The unknowable as the central subject
Weird fiction's central subject is what exceeds human comprehension — not mystery in the detective sense (a puzzle that has a solution the reader will eventually receive) but the genuinely unknowable, which resists resolution by its nature. Writing the unknowable requires a permanent commitment to incompleteness: the weird thing should never be fully described, fully understood, or fully resolved. Every approach to a more complete description should produce not clarity but the intensification of incomprehension — the closer the narrator gets, the less they understand, because the categories of understanding are what is being called into question. This is a demanding structural principle because it runs against the narrative instinct to explain, to resolve, to give the reader satisfaction. Weird fiction's satisfaction is precisely the refusal of that resolution.

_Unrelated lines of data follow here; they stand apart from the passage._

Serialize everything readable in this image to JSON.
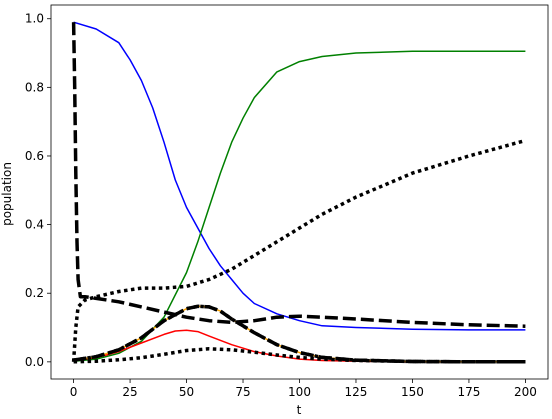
{
  "chart_data": {
    "type": "line",
    "title": "",
    "xlabel": "t",
    "ylabel": "population",
    "xlim": [
      -10,
      210
    ],
    "ylim": [
      -0.05,
      1.04
    ],
    "grid": false,
    "legend": "none",
    "xticks": [
      0,
      25,
      50,
      75,
      100,
      125,
      150,
      175,
      200
    ],
    "xtick_labels": [
      "0",
      "25",
      "50",
      "75",
      "100",
      "125",
      "150",
      "175",
      "200"
    ],
    "yticks": [
      0.0,
      0.2,
      0.4,
      0.6,
      0.8,
      1.0
    ],
    "ytick_labels": [
      "0.0",
      "0.2",
      "0.4",
      "0.6",
      "0.8",
      "1.0"
    ],
    "series": [
      {
        "color": "#0000ff",
        "style": "solid",
        "x": [
          0,
          10,
          20,
          25,
          30,
          35,
          40,
          45,
          50,
          55,
          60,
          65,
          70,
          75,
          80,
          90,
          100,
          110,
          125,
          150,
          175,
          200
        ],
        "y": [
          0.99,
          0.97,
          0.93,
          0.88,
          0.82,
          0.74,
          0.64,
          0.53,
          0.45,
          0.39,
          0.33,
          0.28,
          0.24,
          0.2,
          0.17,
          0.14,
          0.12,
          0.105,
          0.1,
          0.095,
          0.093,
          0.093
        ]
      },
      {
        "color": "#008000",
        "style": "solid",
        "x": [
          0,
          10,
          20,
          30,
          40,
          50,
          55,
          60,
          65,
          70,
          75,
          80,
          90,
          100,
          110,
          125,
          150,
          175,
          200
        ],
        "y": [
          0.002,
          0.008,
          0.025,
          0.06,
          0.13,
          0.26,
          0.35,
          0.45,
          0.55,
          0.64,
          0.71,
          0.77,
          0.845,
          0.875,
          0.89,
          0.9,
          0.905,
          0.905,
          0.905
        ]
      },
      {
        "color": "#ff0000",
        "style": "solid",
        "x": [
          0,
          10,
          20,
          30,
          40,
          45,
          50,
          55,
          60,
          70,
          80,
          90,
          100,
          110,
          125,
          150,
          175,
          200
        ],
        "y": [
          0.005,
          0.012,
          0.03,
          0.055,
          0.08,
          0.09,
          0.092,
          0.088,
          0.075,
          0.05,
          0.03,
          0.017,
          0.008,
          0.004,
          0.002,
          0.0,
          0.0,
          0.0
        ]
      },
      {
        "color": "#ffa500",
        "style": "solid",
        "x": [
          0,
          10,
          20,
          30,
          40,
          50,
          55,
          60,
          65,
          70,
          80,
          90,
          100,
          110,
          125,
          150,
          175,
          200
        ],
        "y": [
          0.005,
          0.015,
          0.035,
          0.07,
          0.12,
          0.155,
          0.162,
          0.16,
          0.148,
          0.125,
          0.085,
          0.05,
          0.027,
          0.013,
          0.005,
          0.001,
          0.0,
          0.0
        ]
      },
      {
        "color": "#000000",
        "style": "dotted",
        "x": [
          0,
          1,
          2,
          5,
          10,
          20,
          30,
          40,
          50,
          60,
          70,
          80,
          90,
          100,
          110,
          125,
          150,
          175,
          200
        ],
        "y": [
          0.0,
          0.1,
          0.16,
          0.18,
          0.19,
          0.205,
          0.215,
          0.215,
          0.22,
          0.24,
          0.27,
          0.31,
          0.35,
          0.39,
          0.43,
          0.48,
          0.55,
          0.6,
          0.645
        ]
      },
      {
        "color": "#000000",
        "style": "dashed",
        "x": [
          0,
          0.5,
          1,
          1.5,
          2,
          3,
          5,
          10,
          20,
          30,
          40,
          50,
          60,
          70,
          80,
          90,
          100,
          110,
          125,
          150,
          175,
          200
        ],
        "y": [
          0.99,
          0.8,
          0.55,
          0.35,
          0.24,
          0.19,
          0.19,
          0.185,
          0.175,
          0.16,
          0.145,
          0.13,
          0.12,
          0.115,
          0.12,
          0.13,
          0.133,
          0.13,
          0.125,
          0.115,
          0.108,
          0.104
        ]
      },
      {
        "color": "#000000",
        "style": "dashed",
        "x": [
          0,
          10,
          20,
          30,
          40,
          50,
          55,
          60,
          65,
          70,
          80,
          90,
          100,
          110,
          125,
          150,
          175,
          200
        ],
        "y": [
          0.005,
          0.015,
          0.035,
          0.07,
          0.12,
          0.155,
          0.162,
          0.16,
          0.148,
          0.125,
          0.085,
          0.05,
          0.027,
          0.013,
          0.005,
          0.001,
          0.0,
          0.0
        ]
      },
      {
        "color": "#000000",
        "style": "dotted",
        "x": [
          0,
          10,
          20,
          30,
          40,
          50,
          60,
          70,
          80,
          90,
          100,
          110,
          125,
          150,
          175,
          200
        ],
        "y": [
          0.0,
          0.002,
          0.006,
          0.012,
          0.022,
          0.033,
          0.038,
          0.035,
          0.028,
          0.02,
          0.013,
          0.008,
          0.004,
          0.001,
          0.0,
          0.0
        ]
      },
      {
        "color": "#000000",
        "style": "dotted",
        "x": [
          0,
          10,
          20,
          30,
          40,
          50,
          55,
          60,
          65,
          70,
          80,
          90,
          100,
          110,
          125,
          150,
          175,
          200
        ],
        "y": [
          0.005,
          0.015,
          0.035,
          0.07,
          0.12,
          0.155,
          0.162,
          0.16,
          0.148,
          0.125,
          0.085,
          0.05,
          0.027,
          0.013,
          0.005,
          0.001,
          0.0,
          0.0
        ]
      }
    ]
  }
}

Dread as a structural principle
Dread in weird fiction is not produced by danger — by the threat that the character might be harmed — but by the revelation that the universe is not organized around the character's, or humanity's, existence. This dread is structural rather than episodic: it should be present from the first page, in the quality of the world the story presents, rather than arriving with a specific threatening event. The world of weird fiction is already wrong before anything overtly threatening occurs; the wrongness is in the landscape, the weather, the protagonist's growing sense that their categories of perception are unreliable. By the time the explicitly weird event occurs, the reader should already feel the ground shifting.
The narrator's limitations as a craft resource
Weird fiction's most reliable narrators are ones whose limitations are visible — who are trying very hard to describe and comprehend something that exceeds their capacity for description and comprehension. The limitation can be intellectual (the academic whose analytical framework is inadequate to what they have encountered), perceptual (the sensation that what they are seeing is not quite what they think they are seeing), or psychological (the progressive destabilization of the narrator's sense of their own reliability). The narrator's failure to comprehend is not a weakness of the narrator but the story's central event: the narrator is encountering something that would destabilize any human narrator, and their struggle to render it is the reader's experience of the weird.

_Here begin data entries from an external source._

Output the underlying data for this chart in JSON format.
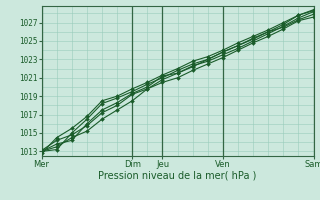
{
  "title": "",
  "xlabel": "Pression niveau de la mer( hPa )",
  "ylabel": "",
  "bg_color": "#cce8dd",
  "grid_color": "#99ccbb",
  "line_color": "#1a5c2a",
  "major_vline_color": "#336644",
  "ylim": [
    1012.5,
    1028.8
  ],
  "yticks": [
    1013,
    1015,
    1017,
    1019,
    1021,
    1023,
    1025,
    1027
  ],
  "xtick_labels": [
    "Mer",
    "",
    "",
    "Dim",
    "Jeu",
    "",
    "Ven",
    "",
    "",
    "Sam"
  ],
  "xtick_positions": [
    0,
    1,
    2,
    3,
    4,
    5,
    6,
    7,
    8,
    9
  ],
  "x_total": 9,
  "lines": [
    [
      1013.0,
      1013.5,
      1014.5,
      1015.2,
      1016.5,
      1017.5,
      1018.5,
      1019.8,
      1020.8,
      1021.5,
      1022.3,
      1022.8,
      1023.5,
      1024.2,
      1025.0,
      1025.8,
      1026.6,
      1027.5,
      1028.2
    ],
    [
      1013.1,
      1014.2,
      1014.8,
      1015.8,
      1017.2,
      1018.0,
      1019.2,
      1019.8,
      1020.5,
      1021.0,
      1021.8,
      1022.5,
      1023.2,
      1024.0,
      1024.8,
      1025.5,
      1026.3,
      1027.2,
      1027.6
    ],
    [
      1013.0,
      1013.2,
      1015.0,
      1016.5,
      1018.2,
      1018.8,
      1019.5,
      1020.3,
      1021.0,
      1021.8,
      1022.5,
      1023.0,
      1023.8,
      1024.5,
      1025.3,
      1026.0,
      1026.8,
      1027.8,
      1028.3
    ],
    [
      1013.0,
      1013.8,
      1014.2,
      1016.0,
      1017.5,
      1018.3,
      1019.3,
      1020.0,
      1021.2,
      1021.5,
      1022.2,
      1023.0,
      1023.8,
      1024.5,
      1025.2,
      1026.0,
      1026.5,
      1027.3,
      1027.9
    ],
    [
      1012.8,
      1014.5,
      1015.5,
      1016.8,
      1018.5,
      1019.0,
      1019.8,
      1020.5,
      1021.3,
      1022.0,
      1022.8,
      1023.3,
      1024.0,
      1024.8,
      1025.5,
      1026.2,
      1027.0,
      1027.8,
      1028.4
    ]
  ],
  "n_points": 19,
  "day_vlines_x": [
    0,
    3,
    4,
    6,
    9
  ],
  "xlabel_fontsize": 7,
  "ytick_fontsize": 5.5,
  "xtick_fontsize": 6.0
}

Setting as existential landscape
Weird fiction settings are not backgrounds but existential conditions: they communicate the nature of the universe the story is set in. The abandoned town that feels wrong in a way the protagonist cannot articulate. The landscape whose geometry does not quite cohere. The sea at a specific hour of night when it loses its familiar quality and becomes merely vast and indifferent. The key is that the setting should produce the weird affect before any weird entity appears — the reader should feel that something is wrong with the world itself, not just with a specific object or creature within it. This is accomplished through specific sensory detail rendered in slightly wrong terms: things that are almost described correctly, almost fit their usual categories, but not quite.
The weird and the sublime
Weird fiction operates in a related territory to the philosophical sublime: the encounter with something so vast or so other that it exceeds the perceiving mind's capacity to accommodate it. The traditional sublime — mountains, storms, the ocean — produced a mixture of terror and exaltation because the vastness could still be organized as beautiful. The weird refuses even that organizing framework: the weird entity or revelation is not beautiful, not terrible in a personally directed way, but simply alien in ways that the mind cannot resolve into any aesthetic experience. Some of the most effective weird fiction uses natural sublime settings — arctic wastes, deep ocean, ancient geological formations — and inflects them with this quality of alien indifference.

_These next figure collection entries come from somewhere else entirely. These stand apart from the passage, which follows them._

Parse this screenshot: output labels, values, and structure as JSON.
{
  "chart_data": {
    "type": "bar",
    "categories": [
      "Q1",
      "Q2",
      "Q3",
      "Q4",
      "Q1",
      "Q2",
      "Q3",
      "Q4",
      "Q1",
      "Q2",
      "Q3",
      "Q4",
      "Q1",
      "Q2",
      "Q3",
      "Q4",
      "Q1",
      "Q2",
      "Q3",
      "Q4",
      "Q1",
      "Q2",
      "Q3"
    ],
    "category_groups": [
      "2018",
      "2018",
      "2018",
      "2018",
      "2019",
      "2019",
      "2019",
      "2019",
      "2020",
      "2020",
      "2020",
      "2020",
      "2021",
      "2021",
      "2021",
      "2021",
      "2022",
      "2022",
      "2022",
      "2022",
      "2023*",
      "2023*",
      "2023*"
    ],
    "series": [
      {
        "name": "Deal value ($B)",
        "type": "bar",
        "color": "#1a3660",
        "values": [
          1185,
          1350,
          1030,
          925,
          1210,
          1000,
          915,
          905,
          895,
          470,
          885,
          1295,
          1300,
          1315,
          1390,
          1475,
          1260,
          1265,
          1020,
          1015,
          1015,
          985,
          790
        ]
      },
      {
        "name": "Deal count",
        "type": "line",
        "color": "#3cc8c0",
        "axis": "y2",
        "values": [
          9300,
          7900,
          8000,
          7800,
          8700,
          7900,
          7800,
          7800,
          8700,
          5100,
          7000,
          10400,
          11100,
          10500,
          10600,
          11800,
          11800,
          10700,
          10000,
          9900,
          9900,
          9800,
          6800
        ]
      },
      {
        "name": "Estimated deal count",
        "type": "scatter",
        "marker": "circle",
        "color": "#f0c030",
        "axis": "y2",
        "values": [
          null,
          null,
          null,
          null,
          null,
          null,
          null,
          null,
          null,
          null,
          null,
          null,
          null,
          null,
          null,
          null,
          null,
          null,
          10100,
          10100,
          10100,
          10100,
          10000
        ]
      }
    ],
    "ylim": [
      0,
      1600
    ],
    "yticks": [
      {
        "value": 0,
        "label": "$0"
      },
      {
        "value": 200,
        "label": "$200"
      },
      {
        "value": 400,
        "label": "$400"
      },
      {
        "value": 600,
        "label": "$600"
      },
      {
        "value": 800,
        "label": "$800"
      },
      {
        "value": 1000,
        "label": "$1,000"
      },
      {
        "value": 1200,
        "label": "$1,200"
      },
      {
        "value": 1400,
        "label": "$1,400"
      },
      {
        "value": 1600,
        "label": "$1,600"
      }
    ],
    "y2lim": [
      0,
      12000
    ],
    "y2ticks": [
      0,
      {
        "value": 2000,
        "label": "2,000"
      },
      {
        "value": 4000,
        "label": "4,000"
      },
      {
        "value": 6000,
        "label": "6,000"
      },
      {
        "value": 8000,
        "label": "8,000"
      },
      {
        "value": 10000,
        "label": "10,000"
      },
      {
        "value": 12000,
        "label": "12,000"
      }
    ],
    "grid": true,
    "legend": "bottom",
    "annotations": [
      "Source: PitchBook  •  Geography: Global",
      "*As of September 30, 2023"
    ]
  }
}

Contemporary weird fiction and its departures from Lovecraft
Contemporary weird fiction has substantially revised the Lovecraftian inheritance while retaining its central philosophical and affective concerns. The revisions address Lovecraft's racism — his horror was partly a horror of the racial other, and contemporary weird fiction has largely abandoned this — and his social claustrophobia — the sense that only isolated scholars and gentlemen experience the weird — in favor of a more democratic range of protagonists who encounter the alien cosmos. What contemporary weird fiction retains is the core philosophical commitment: the universe is not organized around human concerns, and the encounter with something genuinely alien produces an existential dread that exceeds conventional horror. Jeff VanderMeer, Thomas Ligotti, Livia Llewellyn, and others have developed this tradition in ways that demonstrate its continued vitality.